Dopo le cozze a Taranto arrivano le uova alla diossina, almeno questo è quanto è stato riscontrato dal Fondo Antidiossina onlus che registra valori ancora sotto il “limite di azione”, pur confermando “criticità per valori abbastanza elevati di diossine, furani e pcb”. L’allarme è stato lanciato proprio dal presidente della onlus , Fabio Matacchiera che sottolinea la necessità di “un controllo costante da parte delle Autorità sanitarie”, riferendosi ai risultati delle analisi fatte compiere su numerose uova di galline ruspanti prelevate presso alcune masserie situate in prossimità di Martina Franca, in provincia di Taranto.
I controlli, spiega l’ambientalista in una nota, sono stati eseguiti dal Centro specializzato R&C Lab s.r.l. di Altavilla Vicentina. Lo scopo era quello di ”ricavare dei dati prettamente conoscitivi” risultati “estremamente interessanti”. La stessa Onlus, nel gennaio 2011, “fu la prima – ricorda Matacchiera – a lanciare l’allarme cozze alla diossina del Mar Piccolo, che ha comportato tutta una serie di restrizioni riguardanti l’allevamento e la commercializzazione di quei mitili in alcune aree del mare di Taranto”.
E sempre il Fondo Antidiossina “negli anni passati ha provveduto a far analizzare il latte materno di alcune mamme di Taranto, riscontrando, in alcuni casi, anche la presenza rilevante di diossine e pcb (dioxin like), fino al valore impressionante di 39,90 pg/gr lipo (40 picogrammi/grammo su materia grassa)”.
In relazione alle analisi sulle uova, Matacchiera fa rilevare “che le quantità di pcb e le stesse diossine e furani ritrovate in detti campioni rappresentano una criticità che merita ulteriori approfondimenti, pur ribadendo che le analisi del Fondo Antidiossina sono solo di tipo conoscitivo e che quelle ufficiali spettano agli organi sanitari preposti”. Le concentrazioni di inquinanti si attestano sul “50% del valore ‘limite di azione’ che è di 1,75 pg/gr, secondo le nuove normative”.

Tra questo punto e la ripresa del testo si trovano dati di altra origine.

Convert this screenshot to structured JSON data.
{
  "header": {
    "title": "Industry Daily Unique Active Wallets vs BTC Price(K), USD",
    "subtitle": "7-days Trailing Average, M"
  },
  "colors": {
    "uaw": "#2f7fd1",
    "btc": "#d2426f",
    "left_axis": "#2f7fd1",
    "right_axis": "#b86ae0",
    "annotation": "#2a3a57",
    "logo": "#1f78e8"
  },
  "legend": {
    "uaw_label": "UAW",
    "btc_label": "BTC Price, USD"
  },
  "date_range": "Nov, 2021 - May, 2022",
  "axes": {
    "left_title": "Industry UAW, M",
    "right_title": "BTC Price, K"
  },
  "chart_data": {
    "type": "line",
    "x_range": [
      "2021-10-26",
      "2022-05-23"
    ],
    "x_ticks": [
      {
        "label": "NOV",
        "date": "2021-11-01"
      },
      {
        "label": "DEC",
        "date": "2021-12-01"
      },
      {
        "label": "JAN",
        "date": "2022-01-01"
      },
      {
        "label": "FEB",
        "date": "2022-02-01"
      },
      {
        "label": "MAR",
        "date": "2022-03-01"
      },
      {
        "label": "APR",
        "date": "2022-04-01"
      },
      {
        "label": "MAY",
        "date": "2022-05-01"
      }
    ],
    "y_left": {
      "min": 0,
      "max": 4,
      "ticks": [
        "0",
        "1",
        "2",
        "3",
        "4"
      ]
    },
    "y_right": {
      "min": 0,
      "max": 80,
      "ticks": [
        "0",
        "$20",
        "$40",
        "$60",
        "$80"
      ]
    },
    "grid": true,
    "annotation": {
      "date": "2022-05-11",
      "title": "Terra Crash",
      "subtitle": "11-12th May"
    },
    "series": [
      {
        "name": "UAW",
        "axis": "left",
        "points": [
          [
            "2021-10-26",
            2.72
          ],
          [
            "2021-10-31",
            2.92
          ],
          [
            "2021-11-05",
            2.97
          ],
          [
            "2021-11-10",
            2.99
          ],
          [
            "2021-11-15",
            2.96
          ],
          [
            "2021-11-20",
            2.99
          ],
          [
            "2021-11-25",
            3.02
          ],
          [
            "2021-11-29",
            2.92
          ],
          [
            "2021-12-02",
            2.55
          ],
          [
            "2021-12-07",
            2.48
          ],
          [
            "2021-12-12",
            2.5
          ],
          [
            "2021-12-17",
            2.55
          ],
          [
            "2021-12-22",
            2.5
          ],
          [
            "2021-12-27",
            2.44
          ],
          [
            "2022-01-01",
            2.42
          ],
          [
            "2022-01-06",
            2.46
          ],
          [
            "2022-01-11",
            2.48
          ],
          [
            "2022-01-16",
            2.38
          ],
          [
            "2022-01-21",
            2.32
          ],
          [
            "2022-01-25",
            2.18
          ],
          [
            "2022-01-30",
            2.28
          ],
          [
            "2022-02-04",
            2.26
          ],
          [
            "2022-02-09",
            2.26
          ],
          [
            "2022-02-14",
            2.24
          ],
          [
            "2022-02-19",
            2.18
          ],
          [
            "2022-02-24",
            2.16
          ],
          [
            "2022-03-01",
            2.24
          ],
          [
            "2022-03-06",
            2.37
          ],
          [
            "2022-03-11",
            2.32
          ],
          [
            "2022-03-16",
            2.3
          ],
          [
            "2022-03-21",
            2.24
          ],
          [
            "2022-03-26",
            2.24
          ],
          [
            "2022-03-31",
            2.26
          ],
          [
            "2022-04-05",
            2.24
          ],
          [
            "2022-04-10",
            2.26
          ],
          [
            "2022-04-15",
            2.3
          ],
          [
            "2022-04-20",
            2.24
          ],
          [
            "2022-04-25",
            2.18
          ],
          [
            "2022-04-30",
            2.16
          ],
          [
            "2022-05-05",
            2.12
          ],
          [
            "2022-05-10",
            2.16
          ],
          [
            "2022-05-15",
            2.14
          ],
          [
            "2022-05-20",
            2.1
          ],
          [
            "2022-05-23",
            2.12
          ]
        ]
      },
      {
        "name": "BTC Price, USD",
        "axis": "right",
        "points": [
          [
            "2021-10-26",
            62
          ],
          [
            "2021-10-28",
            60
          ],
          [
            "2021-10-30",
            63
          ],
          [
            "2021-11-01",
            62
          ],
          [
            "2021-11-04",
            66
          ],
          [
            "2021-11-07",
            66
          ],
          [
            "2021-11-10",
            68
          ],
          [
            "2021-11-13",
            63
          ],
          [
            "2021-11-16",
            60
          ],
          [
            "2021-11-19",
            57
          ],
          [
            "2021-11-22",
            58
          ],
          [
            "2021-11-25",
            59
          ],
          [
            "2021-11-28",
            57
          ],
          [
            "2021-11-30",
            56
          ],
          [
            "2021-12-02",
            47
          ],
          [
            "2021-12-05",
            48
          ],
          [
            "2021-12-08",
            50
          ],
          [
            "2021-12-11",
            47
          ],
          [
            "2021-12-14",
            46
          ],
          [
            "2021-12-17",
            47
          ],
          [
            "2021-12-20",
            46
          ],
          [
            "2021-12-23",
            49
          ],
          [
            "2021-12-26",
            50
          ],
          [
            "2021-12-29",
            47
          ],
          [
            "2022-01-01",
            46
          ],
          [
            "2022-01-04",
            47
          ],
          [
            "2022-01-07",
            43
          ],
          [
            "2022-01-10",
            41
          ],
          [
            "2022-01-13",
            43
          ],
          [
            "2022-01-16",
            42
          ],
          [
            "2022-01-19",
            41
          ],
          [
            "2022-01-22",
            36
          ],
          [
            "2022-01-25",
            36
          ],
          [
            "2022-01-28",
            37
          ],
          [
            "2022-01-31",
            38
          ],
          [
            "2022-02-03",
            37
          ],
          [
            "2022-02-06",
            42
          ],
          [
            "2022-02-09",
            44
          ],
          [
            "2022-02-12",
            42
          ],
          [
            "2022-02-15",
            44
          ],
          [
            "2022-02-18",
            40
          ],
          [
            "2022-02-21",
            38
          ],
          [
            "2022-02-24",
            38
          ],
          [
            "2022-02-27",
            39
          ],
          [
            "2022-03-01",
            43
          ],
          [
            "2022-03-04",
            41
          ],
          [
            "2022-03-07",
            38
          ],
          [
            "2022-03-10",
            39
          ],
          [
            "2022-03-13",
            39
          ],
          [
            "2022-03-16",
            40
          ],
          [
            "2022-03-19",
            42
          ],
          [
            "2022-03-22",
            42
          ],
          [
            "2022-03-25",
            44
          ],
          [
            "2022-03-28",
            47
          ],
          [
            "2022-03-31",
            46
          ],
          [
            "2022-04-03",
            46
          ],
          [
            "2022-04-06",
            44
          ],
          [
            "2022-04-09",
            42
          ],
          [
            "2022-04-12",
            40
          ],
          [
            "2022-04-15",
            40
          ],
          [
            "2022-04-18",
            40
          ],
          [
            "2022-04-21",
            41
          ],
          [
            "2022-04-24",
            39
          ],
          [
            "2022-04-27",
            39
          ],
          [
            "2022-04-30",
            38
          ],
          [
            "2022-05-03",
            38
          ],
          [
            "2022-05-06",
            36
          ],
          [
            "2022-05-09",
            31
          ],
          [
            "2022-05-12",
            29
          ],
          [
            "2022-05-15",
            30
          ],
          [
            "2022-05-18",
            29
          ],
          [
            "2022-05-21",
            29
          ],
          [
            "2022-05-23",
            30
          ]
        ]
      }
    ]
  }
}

L’ambientalista chiede alle “Autorità preposte di accertare le origini di queste sostanze e la loro provenienza che si accumulano anche nelle uova e negli animali, raggiungendo livelli che non possono far fare sonni tranquilli agli allevatori e agli stessi consumatori”. Né si “può escludere – conclude – che in altre aree limitrofe del martinese, distanti anche oltre i 20 km dal polo industriale jonico, queste sostanze si siano accumulate o si possano accumulare nel prossimo futuro nella sostanza organica animale in quantità maggiori, tali da raggiungere e superare i limiti di legge”.